Published on January 28, 2012
Municipal Affairs will soon begin the process to determine the fate of Round Harbour. The two permanent residents of the village on the eastern tip of the Baie Verte Peninsula will vote on relocation. - Photo by Troy Turner/The Western Star
Published on January 28, 2012
The permanent residents of Round Harbour - both of them - will soon vote on whether or not the community will be relocated. - Photo by Troy Turner/The Western Star
Two permanent residents to determine fate of Round Harbour
The people of Round Harbour will soon be asked if they want to resettle.
Municipal Affairs says it will "soon commence the process of a vote by permanent residents to determine if they wish to relocate."
That shouldn't take long - the village at the eastern tip of the Baie Verte Peninsula has a population of two.
So here's the potential challenge - according to Municipal Affairs, "Relocation must be supported by 90 per cent of the permanent residents of the community."

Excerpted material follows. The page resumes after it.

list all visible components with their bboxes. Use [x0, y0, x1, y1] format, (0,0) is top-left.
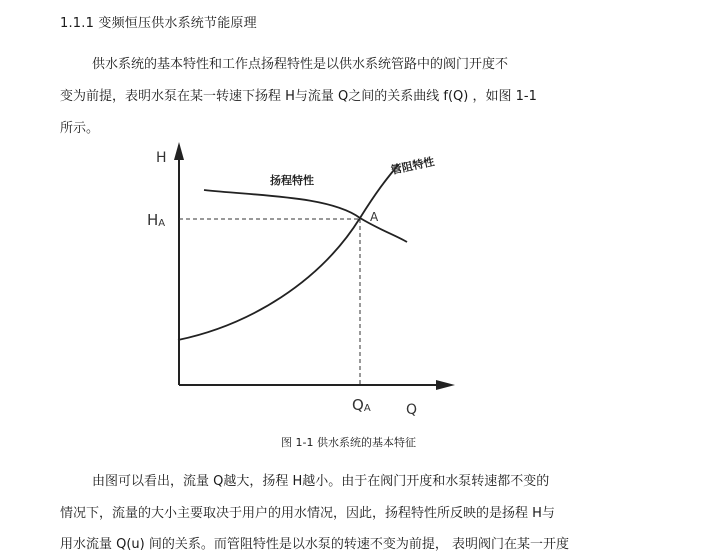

That means both residents must agree.
The Telegram was unable to reach either of the livyers, but the vote could be split, meaning the harbour could be 'round for a while yet.

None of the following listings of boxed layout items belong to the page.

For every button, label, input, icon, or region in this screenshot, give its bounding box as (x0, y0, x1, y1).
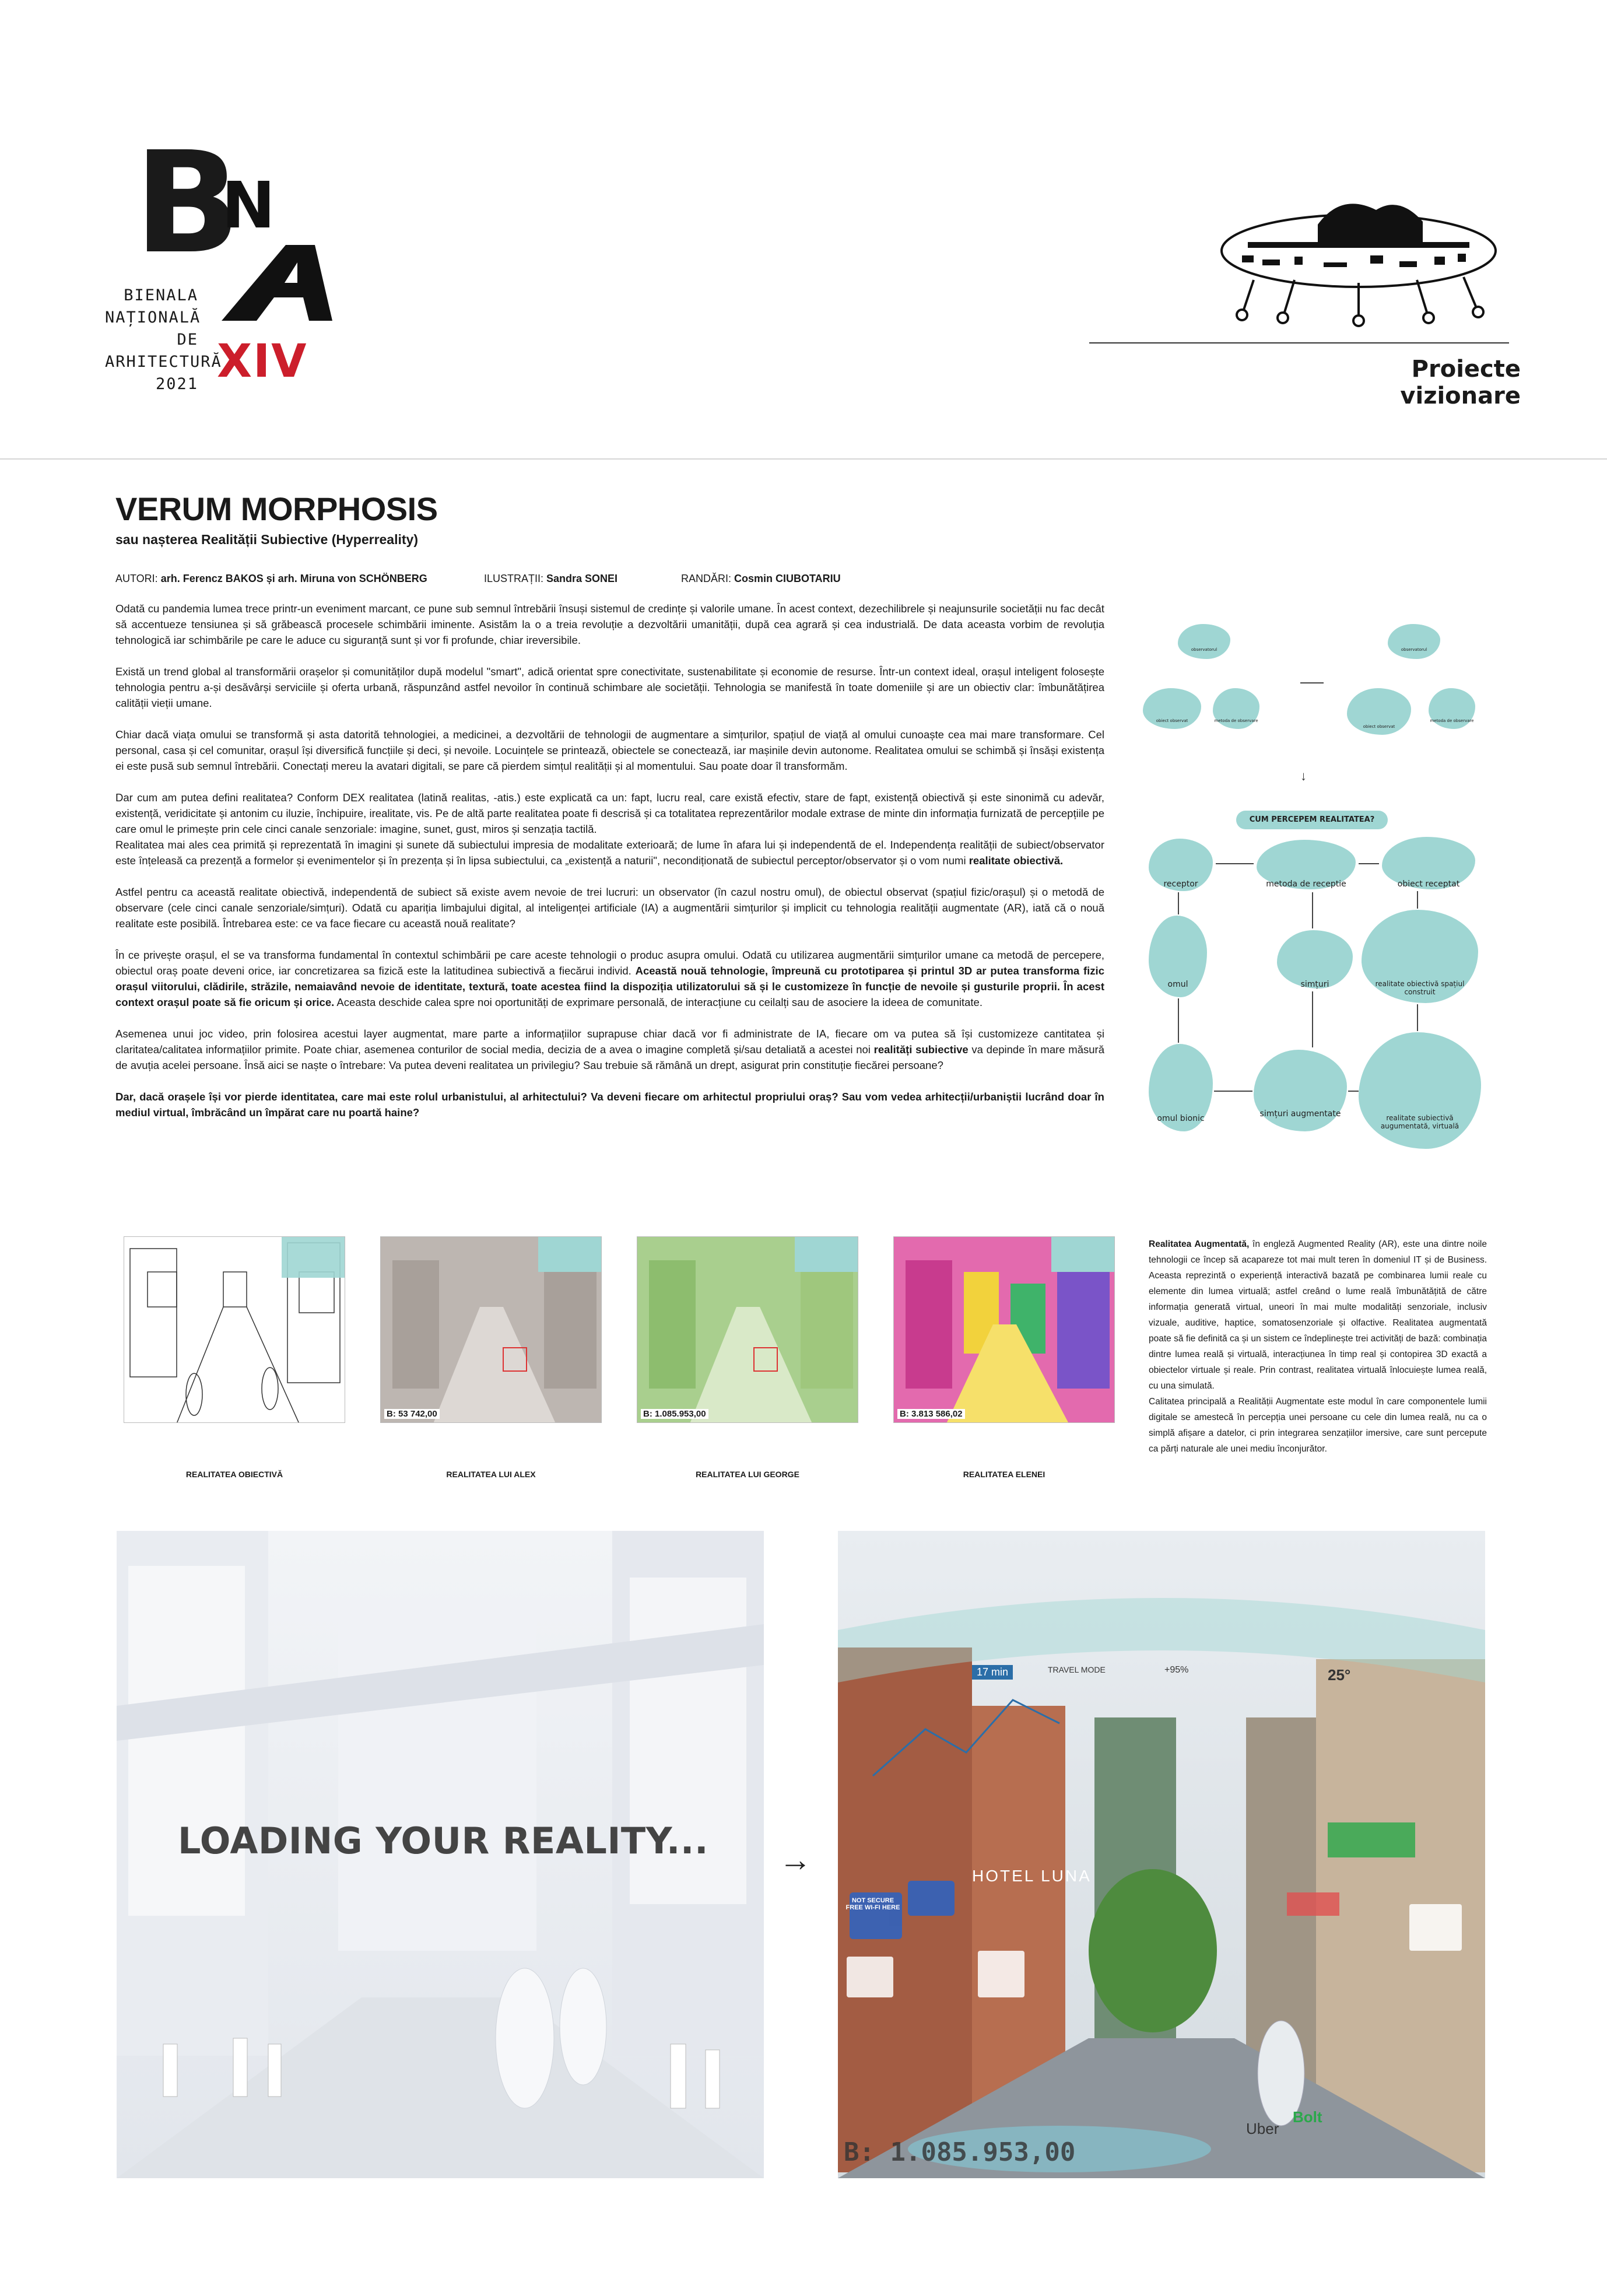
paragraph (1149, 1236, 1487, 1394)
diagram-arrow (1178, 998, 1179, 1043)
logo-letters-na (216, 175, 344, 338)
paragraph (115, 947, 1104, 1010)
text-run-bold: realități subiective (873, 1043, 969, 1056)
credits-authors (115, 573, 427, 585)
diagram-node-label: realitate subiectivă augumentată, virtuală (1380, 1114, 1459, 1130)
diagram-node-label: metoda de observare (1430, 718, 1474, 723)
edition-number: XIV (217, 335, 308, 388)
render-augmented (838, 1531, 1485, 2178)
uber-label: Uber (1246, 2120, 1279, 2137)
diagram-node-label: obiect observat (1156, 718, 1188, 723)
arrow-right-icon: → (779, 1841, 812, 1878)
text-run-bold: Această nouă tehnologie, împreună cu prototiparea și printul 3D ar putea transforma fizic orașul viitorului, clădirile, străzile, nemaiavând nevoie de identitate, textură, toate acestea fiind la dispoziția utilizatorului să și le customizeze în funcție de nevoile și gusturile proprii. În acest context orașul poate să fie oricum și orice. (115, 965, 1104, 1008)
wallet-balance: B: 1.085.953,00 (844, 2137, 1076, 2167)
loading-heading: LOADING YOUR REALITY... (178, 1820, 709, 1862)
text-run: în engleză Augmented Reality (AR), este una dintre noile tehnologii ce încep să acapareze tot mai mult teren în domeniul IT și de Business. Aceasta reprezintă o experiență interactivă bazată pe combinarea lumii reale cu elemente din lumea virtuală; astfel creând o lume reală îmbunătățită de către informația generată virtual, uneori în mai multe modalități senzoriale, inclusiv vizuale, auditive, haptice, somatosenzoriale și olfactive. Realitatea augmentată poate să fie definită ca și un sistem ce îndeplinește trei activități de bază: combinația dintre lumea reală și virtuală, interacțiunea în timp real și contopirea 3D exactă a obiectelor virtuale și reale. Prin contrast, realitatea virtuală înlocuiește lumea reală, cu una simulată. (1149, 1239, 1487, 1391)
sketch-george (637, 1237, 858, 1423)
paragraph: Calitatea principală a Realității Augmentate este modul în care componentele lumii digitale se amestecă în percepția unei persoane cu cele din lumea reală, nu ca o simplă afișare a datelor, ci prin integrarea senzațiilor imersive, care sunt percepute ca părți naturale ale unei mediu înconjurător. (1149, 1397, 1487, 1454)
logo-line: DE (177, 331, 198, 349)
project-title: VERUM MORPHOSIS (115, 490, 438, 527)
diagram-node-label: metoda de receptie (1266, 879, 1346, 889)
text-run: În ce privește orașul, el se va transforma fundamental în contextul schimbării pe care aceste tehnologii o produc asupra omului. Odată cu utilizarea augmentării simțurilor umane ca metodă de percepere, obiectul oraș poate deveni orice, iar concretizarea sa fizică este la latitudinea subiectivă a fiecărui individ. (115, 949, 1104, 977)
category-rule (1089, 342, 1509, 343)
paragraph (115, 837, 1104, 868)
sketch-elena (894, 1237, 1115, 1423)
bolt-label: Bolt (1293, 2108, 1322, 2126)
paragraph: Astfel pentru ca această realitate obiectivă, independentă de subiect să existe avem nevoie de trei lucruri: un observator (în cazul nostru omul), de obiectul observat (spațiul fizic/orașul) și o metodă de observare (cele cinci canale senzoriale/simțuri). Odată cu apariția limbajului digital, al inteligenței artificiale (IA) a augmentării simțurilor și implicit cu tehnologia realității augmentate (AR), iată că o nouă realitate este posibilă. Întrebarea este: ce va face fiecare cu această nouă realitate? (115, 886, 1104, 930)
logo-line: 2021 (155, 375, 198, 393)
triad-diagrams (1143, 618, 1493, 764)
hud-battery: +95% (1164, 1665, 1189, 1675)
diagram-arrow (1216, 863, 1254, 864)
wallet-balance: B: 3.813 586,02 (897, 1409, 965, 1419)
wallet-balance: B: 53 742,00 (384, 1409, 440, 1419)
diagram-node-label: observatorul (1401, 647, 1427, 652)
diagram-arrow (1312, 892, 1313, 928)
panel-objective (124, 1236, 345, 1423)
paragraph: Chiar dacă viața omului se transformă și asta datorită tehnologiei, a medicinei, a dezvoltării de tehnologii de augmentare a simțurilor, spațiul de viață al omului cunoaște cea mai mare transformare. Cel personal, casa și cel comunitar, orașul își diversifică funcțiile și deci, și nevoile. Locuințele se printează, obiectele se conectează, iar mașinile devin autonome. Realitatea omului se schimbă și însăși existența ei este pusă sub semnul întrebării. Conectați mereu la avatari digitali, se pare că pierdem simțul realității și al momentului. Sau poate doar îl transformăm. (115, 728, 1104, 772)
logo-letter-b: B (134, 121, 237, 285)
panel-caption: REALITATEA OBIECTIVĂ (185, 1470, 283, 1479)
text-run: Realitatea mai ales cea primită și reprezentată în imagini și sunete dă subiectului impresia de modalitate exterioară; de lume în afara lui și independentă de el. Independența realității de subiect/observator este înțeleasă ca prezență a formelor și evenimentelor și în prezența și în lipsa subiectului, ca „existență a naturii", necondiționată de subiectul perceptor/observator și o vom numi (115, 839, 1104, 867)
text-run-bold: realitate obiectivă. (969, 854, 1064, 867)
diagram-node-label: omul bionic (1157, 1114, 1205, 1123)
logo-subtitle (105, 285, 222, 395)
wallet-balance: B: 1.085.953,00 (641, 1409, 708, 1419)
credits-illustrations (484, 573, 617, 585)
body-text (115, 601, 1104, 1136)
panel-alex (380, 1236, 602, 1423)
credits-label: AUTORI: (115, 573, 161, 584)
credits-value: Cosmin CIUBOTARIU (734, 573, 841, 584)
sketch-objective (124, 1237, 345, 1423)
diagram-node-label: omul (1167, 980, 1188, 989)
project-subtitle: sau nașterea Realității Subiective (Hyperreality) (115, 532, 418, 547)
diagram-arrow (1178, 892, 1179, 914)
text-run: va depinde în mare măsură de avuția acelei persoane. Însă aici se naște o întrebare: Va putea deveni realitatea un privilegiu? Sau trebuie să rămână un drept, asigurat prin constituție fiecărei persoane? (115, 1043, 1104, 1071)
logo-line: BIENALA (124, 286, 198, 304)
diagram-arrow (1214, 1091, 1252, 1092)
panel-caption: REALITATEA LUI GEORGE (696, 1470, 799, 1479)
diagram-node-label: realitate obiectivă spațiul construit (1375, 980, 1465, 996)
augmented-reality-text (1149, 1236, 1487, 1457)
header-divider (0, 458, 1607, 460)
text-run: Aceasta deschide calea spre noi oportunități de exprimare personală, de interacțiune cu ceilalți sau de asociere la ideea de comunitate. (334, 996, 983, 1008)
credits-renders (681, 573, 841, 585)
paragraph: Dar cum am putea defini realitatea? Conform DEX realitatea (latină realitas, -atis.) este explicată ca un: fapt, lucru real, care există efectiv, stare de fapt, existență obiectivă și este sinonimă cu adevăr, existență, veridicitate și antonim cu iluzie, închipuire, irealitate, vis. Pe de altă parte realitatea poate fi descrisă și ca totalitatea reprezentărilor modale extrase de minte din informația furnizată de percepțiile pe care omul le primește prin cele cinci canale senzoriale: imagine, sunet, gust, miros și senzația tactilă. (115, 791, 1104, 835)
down-arrow-icon: ↓ (1300, 769, 1307, 783)
sketch-alex (381, 1237, 602, 1423)
vehicle-illustration (1207, 181, 1510, 332)
credits-value: Sandra SONEI (546, 573, 618, 584)
panel-caption: REALITATEA LUI ALEX (446, 1470, 536, 1479)
wifi-warning: NOT SECURE FREE WI-FI HERE (845, 1897, 900, 1911)
credits-label: RANDĂRI: (681, 573, 735, 584)
diagram-arrow (1417, 891, 1418, 909)
panel-caption: REALITATEA ELENEI (963, 1470, 1045, 1479)
paragraph: Odată cu pandemia lumea trece printr-un eveniment marcant, ce pune sub semnul întrebării însuși sistemul de credințe și valorile umane. În acest context, dezechilibrele și neajunsurile societății nu fac decât să accentueze tensiunea și să grăbească procesele schimbării iminente. Asistăm la o a treia revoluție a dezvoltării umanității, după cea agrară și cea industrială. De data aceasta vorbim de revoluția tehnologică iar schimbările pe care le aduce cu siguranță sunt și vor fi profunde, chiar ireversibile. (115, 602, 1104, 646)
perception-diagram (1137, 811, 1499, 1161)
hud-mode: TRAVEL MODE (1048, 1665, 1106, 1674)
text-run-bold: Realitatea Augmentată, (1149, 1239, 1250, 1249)
credits-value: arh. Ferencz BAKOS și arh. Miruna von SCHÖNBERG (160, 573, 427, 584)
diagram-title: CUM PERCEPEM REALITATEA? (1249, 815, 1375, 824)
paragraph-question: Dar, dacă orașele își vor pierde identitatea, care mai este rolul urbanistului, al arhitectului? Va deveni fiecare om arhitectul propriului oraș? Sau vom vedea arhitecții/urbaniștii lucrând doar în mediul virtual, îmbrăcând un împărat care nu poartă haine? (115, 1091, 1104, 1119)
diagram-arrow (1348, 1091, 1359, 1092)
diagram-arrow (1359, 863, 1379, 864)
logo-na-mark (216, 175, 344, 327)
paragraph (115, 1026, 1104, 1073)
paragraph: Există un trend global al transformării orașelor și comunităților după modelul "smart", adică orientat spre conectivitate, sustenabilitate și economie de resurse. Într-un context ideal, orașul inteligent folosește tehnologia pentru a-și desăvârși serviciile și oferta urbană, răspunzând astfel nevoilor în continuă schimbare ale societății. Tehnologia se manifestă în toate domeniile și are un obiectiv clar: îmbunătățirea calității vieții umane. (115, 665, 1104, 709)
hud-temperature: 25° (1328, 1666, 1351, 1684)
hotel-sign: HOTEL LUNA (972, 1867, 1092, 1885)
diagram-node-label: simțuri augmentate (1259, 1109, 1341, 1119)
diagram-arrow (1417, 1004, 1418, 1031)
logo-line: NAȚIONALĂ (105, 309, 201, 327)
svg-text:N: N (222, 175, 276, 243)
diagram-node-label: receptor (1163, 879, 1198, 889)
hud-time: 17 min (972, 1665, 1013, 1680)
render-augmented-scene (838, 1531, 1485, 2178)
credits-label: ILUSTRAȚII: (484, 573, 547, 584)
diagram-node-label: simțuri (1300, 980, 1329, 989)
panel-elena (893, 1236, 1115, 1423)
diagram-arrow (1312, 991, 1313, 1047)
diagram-node-label: metoda de observare (1214, 718, 1258, 723)
diagram-node-label: obiect receptat (1397, 879, 1460, 889)
diagram-arrow (1300, 682, 1324, 683)
category-label: Proiecte vizionare (1400, 356, 1521, 409)
diagram-node-label: observatorul (1191, 647, 1217, 652)
text-run: Asemenea unui joc video, prin folosirea acestui layer augmentat, mare parte a informațiilor suprapuse chiar dacă vor fi administrate de IA, fiecare om va putea să își customizeze cantitatea și claritatea/calitatea informațiilor primite. Poate chiar, asemenea conturilor de social media, decizia de a avea o imagine completă și/sau detaliată a acestei noi (115, 1028, 1104, 1056)
diagram-node-label: obiect observat (1363, 724, 1395, 729)
panel-george (637, 1236, 858, 1423)
logo-line: ARHITECTURĂ (105, 353, 222, 371)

Last December, in an interview with The Nor'wester - Transcontinental Media's newspaper covering the Baie Verte area - a man who calls the community home said relocation would be detrimental to his livelihood.
At the time, Lorne Fudge and his wife were fishing three crab licences from the community each year.
"I've invested a lot into fishing in Round Harbour," he said.
"Everything I have is there. It's not like we can change that all of a sudden and move somewhere else."
Fudge, who also had a home in nearby Harbour Round because his daughter was in school, said he had voiced his position to Municipal Affairs.
"I guess now all I can do is wait it out and see what happens," he said.
Fudge lost his stage and wharf in Round Harbour to Mother Nature the following month, but said in a subsequent story he had no plans of quitting.
Rudy Norman, now editor of The Nor'wester, wrote both stories involving Fudge.
He said it's his understanding Round Harbour was once a thriving fishing community that has seen its population dwindle.
"But most of the people you talk to who moved out of there still consider Round Harbour to be their home. ... I think a lot of it is an emotional connection to Round Harbour. It is where they lived. It is where they grew up."
Norman said the community doesn't have much in the way of infrastructure and is hard to reach.
"You might be able to get there in a truck or something in the summer, but in wintertime, it's nearly impossible to get there."
Municipal Affairs received a request in July 2010 to examine the possibility of relocation.
A spokesman stressed this week it will only initiate that process if asked to do so.
Once the request was made, the department did a review and determined the permanent population to be two.
Norman noted some of those who call Round Harbour home were excluded from the upcoming vote because legally they don't live there.